Después del visionado de Big, Big, Big cabría preguntarse cuál es el objetivo del experimento cinematográfico que plantea. Una cuestión esta que nunca es contestada y que resulta fundamental para apreciar el sentido del film. Visionar 30 veces Big. Ese es el reto que plantean Miguel Rodriguez Pérez y Carmen Haro. Un experimento al que uno se acerca con la curiosidad de no saber exactamente lo que se va encontrar pero irremediablemente atraído por la extravagancia de la propuesta.
Lo que la cinta nos propone es asistir a pequeños fragmentos cotidianos de visionado individual de los directores y, fundamentalmente, los visionados que comparten con familiares y amistades para discutir a posteriori qué les ha parecido la película. En este sentido nos hallamos ante un desfile de mini-debates al respecto del film donde podemos hallar todo tipo de opiniones y razonamientos sobre el mismo.
Y es aquí donde surgen las dudas. Si realmente Big, Big, Big quiere ser una lanzadera de debate sobre cómo interactuamos con los productos visuales, ¿qué sentido tiene la iteración de visionados? ¿no sería más sencillo un único pase (por así decirlo) con los implicados o incluso que lo vieran por separado? La idea de la repetición solo tendría sentido si viéramos un estudio visual deconstructivo del film por parte de unos directores que se limitan a “sufrir” la experiencia y a ser meros entrevistadores, apuntando aquí y allá algún comentario al respecto del debate.
En este sentido sí hay que valorar el estilo minimalista en lo visual para dar protagonismo a la palabra y a los participantes en el experimento y, sobre todo a la idea de no injerencia, de dar total libertad a la opinión sin resaltar o hacer menoscabo de nada de lo expresado en pantalla.
La idea que subyace es poner de manifiesto los efectos de la sobreexposición cultural en la que vivimos, en como nuestras influencias en todos los ámbitos invitan a sacar petróleo analítico incluso de un film de apariencia tan inane como Big. Sin embargo, el resultado final no parece hablar tanto de ello como de la necesidad de imponer un relato egocéntrico con nuestras opiniones. No se trata tan solo de buscar recovecos político sociales con los que opinar al respecto de un film, sino de que el comentario ponga de relieve quién es el más inteligente, el más agudo, el más original. Más que un debate parece que entramos en un mundo donde el espíritu Twitter está por encima del auténtico análisis cinéfilo.

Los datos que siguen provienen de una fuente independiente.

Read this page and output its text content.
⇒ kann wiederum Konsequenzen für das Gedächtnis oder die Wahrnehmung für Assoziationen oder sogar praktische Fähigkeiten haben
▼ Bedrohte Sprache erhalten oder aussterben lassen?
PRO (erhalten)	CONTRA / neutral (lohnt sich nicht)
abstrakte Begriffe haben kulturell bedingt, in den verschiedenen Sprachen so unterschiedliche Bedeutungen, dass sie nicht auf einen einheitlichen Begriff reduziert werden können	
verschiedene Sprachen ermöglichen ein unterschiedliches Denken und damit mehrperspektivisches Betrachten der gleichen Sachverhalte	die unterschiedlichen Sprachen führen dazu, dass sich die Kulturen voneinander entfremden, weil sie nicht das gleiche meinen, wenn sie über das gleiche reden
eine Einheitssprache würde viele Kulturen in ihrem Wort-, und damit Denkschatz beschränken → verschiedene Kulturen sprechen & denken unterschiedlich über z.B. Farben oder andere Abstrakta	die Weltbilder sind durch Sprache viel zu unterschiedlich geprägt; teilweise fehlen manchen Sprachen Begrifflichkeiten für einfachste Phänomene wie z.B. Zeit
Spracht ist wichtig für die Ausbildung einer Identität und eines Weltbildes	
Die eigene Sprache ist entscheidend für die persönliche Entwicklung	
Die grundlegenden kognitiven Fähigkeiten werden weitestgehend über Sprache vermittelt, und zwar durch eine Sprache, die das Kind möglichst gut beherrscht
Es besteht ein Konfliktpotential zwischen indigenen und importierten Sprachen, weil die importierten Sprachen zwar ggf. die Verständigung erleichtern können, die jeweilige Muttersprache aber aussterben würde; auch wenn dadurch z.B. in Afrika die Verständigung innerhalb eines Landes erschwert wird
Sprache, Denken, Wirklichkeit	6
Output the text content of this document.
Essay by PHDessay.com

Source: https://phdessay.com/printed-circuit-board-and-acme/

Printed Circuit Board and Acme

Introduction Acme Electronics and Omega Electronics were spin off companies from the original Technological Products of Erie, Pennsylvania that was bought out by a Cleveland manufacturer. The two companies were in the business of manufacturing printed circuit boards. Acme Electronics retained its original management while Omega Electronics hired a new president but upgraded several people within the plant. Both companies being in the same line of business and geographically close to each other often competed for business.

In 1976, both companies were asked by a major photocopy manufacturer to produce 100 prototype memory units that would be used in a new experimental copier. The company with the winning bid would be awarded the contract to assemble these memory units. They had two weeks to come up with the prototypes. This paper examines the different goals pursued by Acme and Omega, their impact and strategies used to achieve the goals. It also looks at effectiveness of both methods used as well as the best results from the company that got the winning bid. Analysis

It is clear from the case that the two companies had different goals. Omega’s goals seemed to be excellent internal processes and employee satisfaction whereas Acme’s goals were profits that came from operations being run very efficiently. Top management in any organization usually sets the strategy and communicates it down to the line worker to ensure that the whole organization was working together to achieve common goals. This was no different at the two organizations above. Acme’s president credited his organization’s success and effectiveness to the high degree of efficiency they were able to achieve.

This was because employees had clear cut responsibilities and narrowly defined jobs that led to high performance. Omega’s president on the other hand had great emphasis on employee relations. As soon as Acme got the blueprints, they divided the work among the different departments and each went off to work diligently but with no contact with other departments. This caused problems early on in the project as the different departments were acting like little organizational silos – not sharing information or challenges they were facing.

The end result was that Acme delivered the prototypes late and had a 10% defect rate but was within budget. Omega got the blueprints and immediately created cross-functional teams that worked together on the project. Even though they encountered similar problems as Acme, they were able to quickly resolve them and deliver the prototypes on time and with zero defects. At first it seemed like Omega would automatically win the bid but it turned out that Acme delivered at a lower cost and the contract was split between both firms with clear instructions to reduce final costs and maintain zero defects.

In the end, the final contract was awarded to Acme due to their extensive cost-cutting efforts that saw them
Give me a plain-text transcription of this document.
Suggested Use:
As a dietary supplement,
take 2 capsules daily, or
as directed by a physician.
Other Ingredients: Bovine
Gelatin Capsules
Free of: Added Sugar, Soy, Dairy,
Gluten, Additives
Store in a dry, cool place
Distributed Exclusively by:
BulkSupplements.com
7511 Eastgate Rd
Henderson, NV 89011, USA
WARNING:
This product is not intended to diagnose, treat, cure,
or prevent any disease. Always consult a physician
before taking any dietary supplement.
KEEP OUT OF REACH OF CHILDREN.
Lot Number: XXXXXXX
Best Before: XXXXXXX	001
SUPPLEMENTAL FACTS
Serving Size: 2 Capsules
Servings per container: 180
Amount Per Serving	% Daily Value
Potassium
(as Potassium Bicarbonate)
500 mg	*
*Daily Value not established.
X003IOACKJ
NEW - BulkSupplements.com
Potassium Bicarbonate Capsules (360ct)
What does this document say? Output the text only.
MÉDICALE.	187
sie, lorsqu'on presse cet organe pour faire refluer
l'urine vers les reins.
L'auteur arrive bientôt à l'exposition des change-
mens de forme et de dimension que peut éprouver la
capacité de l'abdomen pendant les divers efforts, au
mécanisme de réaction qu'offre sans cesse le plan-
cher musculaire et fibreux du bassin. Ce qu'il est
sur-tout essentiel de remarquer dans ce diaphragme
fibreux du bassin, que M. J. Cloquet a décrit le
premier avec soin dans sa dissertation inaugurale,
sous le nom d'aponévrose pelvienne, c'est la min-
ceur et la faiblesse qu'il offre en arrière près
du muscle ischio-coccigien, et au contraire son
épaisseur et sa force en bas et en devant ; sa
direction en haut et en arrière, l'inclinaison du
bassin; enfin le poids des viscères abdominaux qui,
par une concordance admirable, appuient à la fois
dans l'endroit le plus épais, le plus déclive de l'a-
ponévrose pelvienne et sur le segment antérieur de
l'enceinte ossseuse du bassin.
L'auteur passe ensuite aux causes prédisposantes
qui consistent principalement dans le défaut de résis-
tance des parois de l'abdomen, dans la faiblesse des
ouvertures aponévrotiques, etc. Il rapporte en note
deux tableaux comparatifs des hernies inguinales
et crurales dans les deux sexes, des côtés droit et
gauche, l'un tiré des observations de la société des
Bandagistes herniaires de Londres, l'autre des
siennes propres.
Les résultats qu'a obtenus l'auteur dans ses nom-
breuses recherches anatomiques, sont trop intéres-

Es por ello que Big, Big, Big funciona como un espéculo irritante de dónde estamos en el mundo de la cinefilia, donde los aspectos formales se dejan a un lado (no hay ni un solo comentario al respecto de el uso del color, o de la puesta en escena ochentera del film) y lo verdaderamente importante es hacer un ejercicio de sobreinterpretación donde caben asuntos tan dispares como la pederastia, el tránsito hacia el neoliberalismo o las enfermedades mentales. Comentarios que pueden ser hasta divertidos pero que hablan muy poco del film y sí mucho de la necesidad compulsiva de volcar nuestras filias y fobias ideológicas sobre cualquier producto cultural que se nos ponga por delante. En este sentido hay que reconocer que Big, Big, Big, aun sin saber su intención real, funciona como un tiro incluso con el título: la iteración somos nosotros con la necesidad de que cada opinión sea eso, algo cada vez más grande aunque sea cada vez más distorsionado y absurdo.